Review of High Gear

High Gear (1933)
4/10
There will be racing stripes on your tears.
21 May 2021
Warning: Spoilers
"He'll get you on a charge of habeas corpuscle", probably one of the worst movie malapropisms ever, and one that Slip and Sach from The Bowery Boys series would have been embarrassed by. This racing drama focuses on the orphaned Jackie Searle whose father was killed on the track and taken in by his father's pal James Murray in spite of the fact that next door neighbors, the Cohens (Ann Brody and Mike Donlin) want to adopt him. This nice older Jewish couple with the heavy Yiddish accents are both funny and touching, never able to have a child themselves, but some viewers might find them over the top and a bit irritating. In spite of that, you can't help but admit that they are a lovable couple even though it's Donlin who has to spout out the malapropism to end all malapropisms.
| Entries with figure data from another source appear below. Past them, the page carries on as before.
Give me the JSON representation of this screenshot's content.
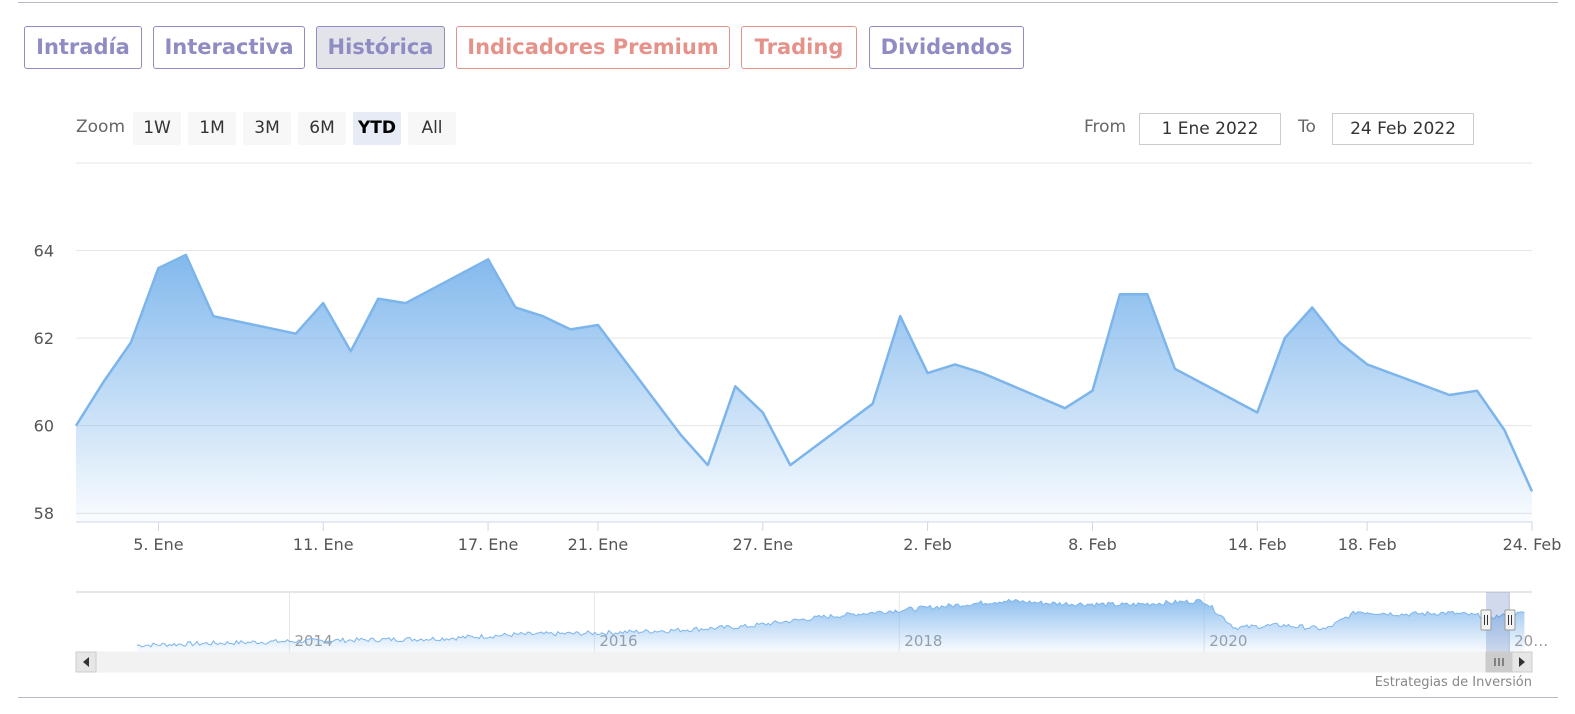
{
  "tabs": [
    {
      "label": "Intradía",
      "color": "#8f8cc4",
      "active": false
    },
    {
      "label": "Interactiva",
      "color": "#8f8cc4",
      "active": false
    },
    {
      "label": "Histórica",
      "color": "#8f8cc4",
      "active": true
    },
    {
      "label": "Indicadores Premium",
      "color": "#e4928a",
      "active": false
    },
    {
      "label": "Trading",
      "color": "#e4928a",
      "active": false
    },
    {
      "label": "Dividendos",
      "color": "#8f8cc4",
      "active": false
    }
  ],
  "range_selector": {
    "zoom_label": "Zoom",
    "buttons": [
      "1W",
      "1M",
      "3M",
      "6M",
      "YTD",
      "All"
    ],
    "selected": "YTD",
    "from_label": "From",
    "from_value": "1 Ene 2022",
    "to_label": "To",
    "to_value": "24 Feb 2022"
  },
  "credit": "Estrategias de Inversión",
  "chart_data": {
    "type": "area",
    "title": "",
    "xlabel": "",
    "ylabel": "",
    "x_tick_labels": [
      "5. Ene",
      "11. Ene",
      "17. Ene",
      "21. Ene",
      "27. Ene",
      "2. Feb",
      "8. Feb",
      "14. Feb",
      "18. Feb",
      "24. Feb"
    ],
    "y_ticks": [
      58,
      60,
      62,
      64
    ],
    "ylim": [
      57.8,
      66.0
    ],
    "grid": true,
    "color": "#7cb5ec",
    "series": [
      {
        "values": [
          [
            "2022-01-02",
            60.0
          ],
          [
            "2022-01-03",
            61.0
          ],
          [
            "2022-01-04",
            61.9
          ],
          [
            "2022-01-05",
            63.6
          ],
          [
            "2022-01-06",
            63.9
          ],
          [
            "2022-01-07",
            62.5
          ],
          [
            "2022-01-10",
            62.1
          ],
          [
            "2022-01-11",
            62.8
          ],
          [
            "2022-01-12",
            61.7
          ],
          [
            "2022-01-13",
            62.9
          ],
          [
            "2022-01-14",
            62.8
          ],
          [
            "2022-01-17",
            63.8
          ],
          [
            "2022-01-18",
            62.7
          ],
          [
            "2022-01-19",
            62.5
          ],
          [
            "2022-01-20",
            62.2
          ],
          [
            "2022-01-21",
            62.3
          ],
          [
            "2022-01-24",
            59.8
          ],
          [
            "2022-01-25",
            59.1
          ],
          [
            "2022-01-26",
            60.9
          ],
          [
            "2022-01-27",
            60.3
          ],
          [
            "2022-01-28",
            59.1
          ],
          [
            "2022-01-31",
            60.5
          ],
          [
            "2022-02-01",
            62.5
          ],
          [
            "2022-02-02",
            61.2
          ],
          [
            "2022-02-03",
            61.4
          ],
          [
            "2022-02-04",
            61.2
          ],
          [
            "2022-02-07",
            60.4
          ],
          [
            "2022-02-08",
            60.8
          ],
          [
            "2022-02-09",
            63.0
          ],
          [
            "2022-02-10",
            63.0
          ],
          [
            "2022-02-11",
            61.3
          ],
          [
            "2022-02-14",
            60.3
          ],
          [
            "2022-02-15",
            62.0
          ],
          [
            "2022-02-16",
            62.7
          ],
          [
            "2022-02-17",
            61.9
          ],
          [
            "2022-02-18",
            61.4
          ],
          [
            "2022-02-21",
            60.7
          ],
          [
            "2022-02-22",
            60.8
          ],
          [
            "2022-02-23",
            59.9
          ],
          [
            "2022-02-24",
            58.5
          ]
        ]
      }
    ],
    "navigator": {
      "x_tick_labels": [
        "2014",
        "2016",
        "2018",
        "2020",
        "20…"
      ],
      "values": [
        [
          2013.0,
          0.2
        ],
        [
          2013.5,
          0.35
        ],
        [
          2014.0,
          0.5
        ],
        [
          2014.5,
          0.6
        ],
        [
          2015.0,
          0.7
        ],
        [
          2015.5,
          1.0
        ],
        [
          2016.0,
          1.1
        ],
        [
          2016.5,
          1.3
        ],
        [
          2017.0,
          1.6
        ],
        [
          2017.5,
          2.3
        ],
        [
          2018.0,
          2.8
        ],
        [
          2018.5,
          3.3
        ],
        [
          2018.7,
          3.5
        ],
        [
          2019.0,
          3.3
        ],
        [
          2019.5,
          3.2
        ],
        [
          2020.0,
          3.5
        ],
        [
          2020.2,
          1.5
        ],
        [
          2020.5,
          1.7
        ],
        [
          2020.8,
          1.4
        ],
        [
          2021.0,
          2.7
        ],
        [
          2021.3,
          2.5
        ],
        [
          2021.6,
          2.6
        ],
        [
          2021.9,
          2.3
        ],
        [
          2022.1,
          2.6
        ]
      ]
    }
  }
}
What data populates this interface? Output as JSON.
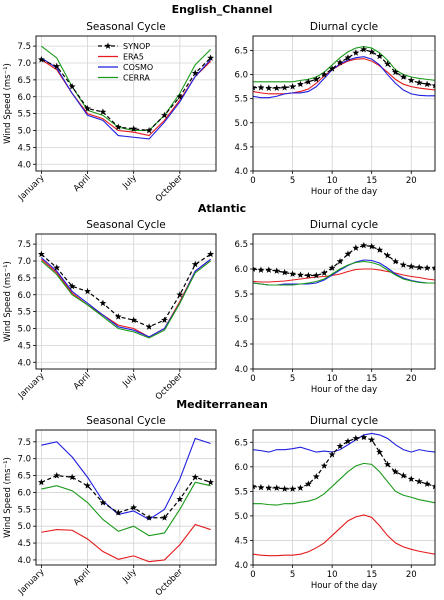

While Searle ends up in military school, Murray gets into some trouble and goes into hiding working as a cab driver and staying with the Cohens, and a female reporter (Joan Marsh) ends up on Murray's trail hoping for a big scoop. This film is obviously made on a D grade budget, but it definitely has those elements of independent films of the 1930's poverty road system that allowed it to be a bit more blatant on certain topics. That works both for and against the film as it can be tough at one moment and sappy and unbelievable at another. The print is choppy as are most early 30's films in the public domain, so sometimes the consistency seems a bit off. But it's obvious that they did with it what they could, so while a product of its time, it definitely has some artistic interest even if majorly flawed.